La bonne formule n’a pas encore été trouvée, mais il est temps d’y réfléchir sérieusement. L’histoire nous enseigne que les puissances qui ne prennent pas l’initiative finissent par subir le cours des événements.

 

Pour une Europe proactive plutôt que spectatrice

Le désengagement progressif des États-Unis d’Europe, la montée en puissance de l’axe sino-russe, et l’instabilité croissante des alliances traditionnelles marquent un changement d’ère stratégique. L’Europe et ses partenaires asiatiques doivent maintenant assumer leur autonomie et structurer une coopération proactive. Le monde entre dans une phase de turbulences. L’heure est venue pour ces démocraties d’inventer une nouvelle architecture de coopération, plutôt que de rester des spectateurs passifs du duel sino-américain.

L’histoire des Trois Royaumes met en lumière une leçon fondamentale : la faiblesse d’un royaume conduit inévitablement à son absorption et à sa disparition en tant qu’acteur politique autonome. Si l’Europe et ses partenaires asiatiques ne parviennent pas à adopter une approche proactive, ils s’exposent au risque d’être cantonnés à un rôle périphérique sur l’échiquier mondial. Cette perspective appelle donc une réflexion stratégique approfondie et à une prise d’action rapide.

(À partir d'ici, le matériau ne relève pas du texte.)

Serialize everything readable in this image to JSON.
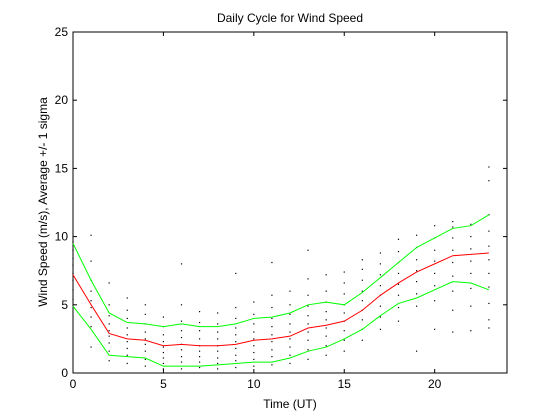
{
  "chart_data": {
    "type": "line",
    "title": "Daily Cycle for Wind Speed",
    "xlabel": "Time (UT)",
    "ylabel": "Wind Speed (m/s), Average +/- 1 sigma",
    "xlim": [
      0,
      24
    ],
    "ylim": [
      0,
      25
    ],
    "x_ticks": [
      0,
      5,
      10,
      15,
      20
    ],
    "y_ticks": [
      0,
      5,
      10,
      15,
      20,
      25
    ],
    "grid": false,
    "legend": "none",
    "x": [
      0,
      1,
      2,
      3,
      4,
      5,
      6,
      7,
      8,
      9,
      10,
      11,
      12,
      13,
      14,
      15,
      16,
      17,
      18,
      19,
      20,
      21,
      22,
      23
    ],
    "series": [
      {
        "role": "average",
        "color": "#ff0000",
        "values": [
          7.2,
          5.0,
          2.9,
          2.5,
          2.4,
          2.0,
          2.1,
          2.0,
          2.0,
          2.1,
          2.4,
          2.5,
          2.7,
          3.3,
          3.5,
          3.8,
          4.6,
          5.7,
          6.6,
          7.4,
          8.0,
          8.6,
          8.7,
          8.8
        ]
      },
      {
        "role": "average + 1 sigma",
        "color": "#00ff00",
        "values": [
          9.5,
          6.8,
          4.4,
          3.7,
          3.6,
          3.4,
          3.6,
          3.4,
          3.4,
          3.6,
          4.0,
          4.1,
          4.4,
          5.0,
          5.2,
          5.0,
          5.9,
          7.0,
          8.1,
          9.2,
          9.9,
          10.6,
          10.8,
          11.6
        ]
      },
      {
        "role": "average - 1 sigma",
        "color": "#00ff00",
        "values": [
          4.9,
          3.2,
          1.3,
          1.2,
          1.1,
          0.5,
          0.5,
          0.5,
          0.6,
          0.7,
          0.8,
          0.8,
          1.1,
          1.6,
          1.9,
          2.5,
          3.2,
          4.2,
          5.1,
          5.5,
          6.1,
          6.7,
          6.6,
          6.1
        ]
      }
    ],
    "observations_color": "#000000",
    "observations": [
      {
        "x": 0,
        "y": [
          5.4,
          6.1,
          6.8,
          7.3,
          7.9,
          8.4,
          9.0,
          9.6
        ]
      },
      {
        "x": 1,
        "y": [
          1.9,
          3.4,
          4.1,
          4.8,
          5.3,
          6.0,
          6.8,
          8.2,
          10.1
        ]
      },
      {
        "x": 2,
        "y": [
          0.9,
          1.6,
          2.2,
          2.7,
          3.1,
          3.6,
          4.2,
          5.0,
          6.6
        ]
      },
      {
        "x": 3,
        "y": [
          0.7,
          1.3,
          1.8,
          2.3,
          2.8,
          3.3,
          4.0,
          4.6,
          5.5
        ]
      },
      {
        "x": 4,
        "y": [
          0.5,
          1.0,
          1.6,
          2.1,
          2.5,
          3.0,
          3.6,
          4.3,
          5.0
        ]
      },
      {
        "x": 5,
        "y": [
          0.3,
          0.7,
          1.1,
          1.5,
          1.9,
          2.3,
          2.8,
          3.4,
          4.1
        ]
      },
      {
        "x": 6,
        "y": [
          0.3,
          0.8,
          1.2,
          1.7,
          2.1,
          2.6,
          3.1,
          3.8,
          5.0,
          8.0
        ]
      },
      {
        "x": 7,
        "y": [
          0.4,
          0.8,
          1.2,
          1.6,
          2.0,
          2.5,
          3.1,
          3.7,
          4.5
        ]
      },
      {
        "x": 8,
        "y": [
          0.3,
          0.7,
          1.1,
          1.6,
          2.0,
          2.5,
          3.0,
          3.6,
          4.4
        ]
      },
      {
        "x": 9,
        "y": [
          0.4,
          0.9,
          1.3,
          1.8,
          2.3,
          2.8,
          3.3,
          4.0,
          4.8,
          7.3
        ]
      },
      {
        "x": 10,
        "y": [
          0.5,
          1.0,
          1.5,
          2.0,
          2.5,
          3.0,
          3.6,
          4.3,
          5.2
        ]
      },
      {
        "x": 11,
        "y": [
          0.6,
          1.2,
          1.7,
          2.3,
          2.8,
          3.4,
          4.0,
          4.8,
          5.7,
          8.1
        ]
      },
      {
        "x": 12,
        "y": [
          0.7,
          1.3,
          1.9,
          2.5,
          3.0,
          3.6,
          4.3,
          5.0,
          6.0
        ]
      },
      {
        "x": 13,
        "y": [
          1.0,
          1.7,
          2.4,
          3.0,
          3.6,
          4.2,
          4.9,
          5.7,
          6.9,
          9.0
        ]
      },
      {
        "x": 14,
        "y": [
          1.3,
          2.0,
          2.7,
          3.3,
          3.9,
          4.5,
          5.2,
          6.0,
          7.2
        ]
      },
      {
        "x": 15,
        "y": [
          1.6,
          2.4,
          3.1,
          3.8,
          4.4,
          5.0,
          5.8,
          6.6,
          7.4
        ]
      },
      {
        "x": 16,
        "y": [
          2.4,
          3.2,
          3.9,
          4.6,
          5.3,
          6.0,
          6.8,
          7.6,
          8.3
        ]
      },
      {
        "x": 17,
        "y": [
          3.2,
          4.1,
          4.9,
          5.7,
          6.4,
          7.2,
          8.0,
          8.8
        ]
      },
      {
        "x": 18,
        "y": [
          3.8,
          4.8,
          5.7,
          6.5,
          7.3,
          8.1,
          8.9,
          9.8
        ]
      },
      {
        "x": 19,
        "y": [
          1.6,
          4.9,
          5.8,
          6.7,
          7.5,
          8.3,
          9.2,
          10.1
        ]
      },
      {
        "x": 20,
        "y": [
          3.2,
          5.3,
          6.4,
          7.3,
          8.2,
          9.0,
          9.9,
          10.8
        ]
      },
      {
        "x": 21,
        "y": [
          3.0,
          4.6,
          6.0,
          7.1,
          8.1,
          9.0,
          9.9,
          10.7,
          11.1
        ]
      },
      {
        "x": 22,
        "y": [
          3.1,
          4.9,
          6.2,
          7.3,
          8.2,
          9.1,
          10.0,
          10.9
        ]
      },
      {
        "x": 23,
        "y": [
          3.3,
          3.9,
          5.1,
          6.3,
          7.3,
          8.3,
          9.3,
          10.4,
          11.6,
          14.1,
          15.1
        ]
      }
    ]
  }
}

Le monde est entré dans une nouvelle phase d’incertitude et de violence. Il est temps pour les partenaires traditionnels des États-Unis de faire preuve d’originalité, de créativité et d’audace. L’émergence d’une alliance Euro-Asiatique pourrait bien être la clé pour garantir un équilibre mondial plus stable et plus résilient face aux défis à venir.

Arnaud Leveau
Arnaud Leveau est membre du Comité d’orientation d’Asia Centre. Il a plus de 25 ans d'expérience pratique dans la région Indo/Asie-Pacifique aussi bien dans l'industrie, les affaires gouvernementales que la recherche en relations internationales. Titulaire d'un doctorat en science politique de l’École normale supérieure de Lyon, il est l'auteur de nombreuses publications sur la péninsule coréenne, la Thaïlande, l'Asie du Sud-Est et les questions de sécurité dans la région Indopacifique. Il enseigne également le monde des affaires en Asie à l’université Paris Dauphine PSL.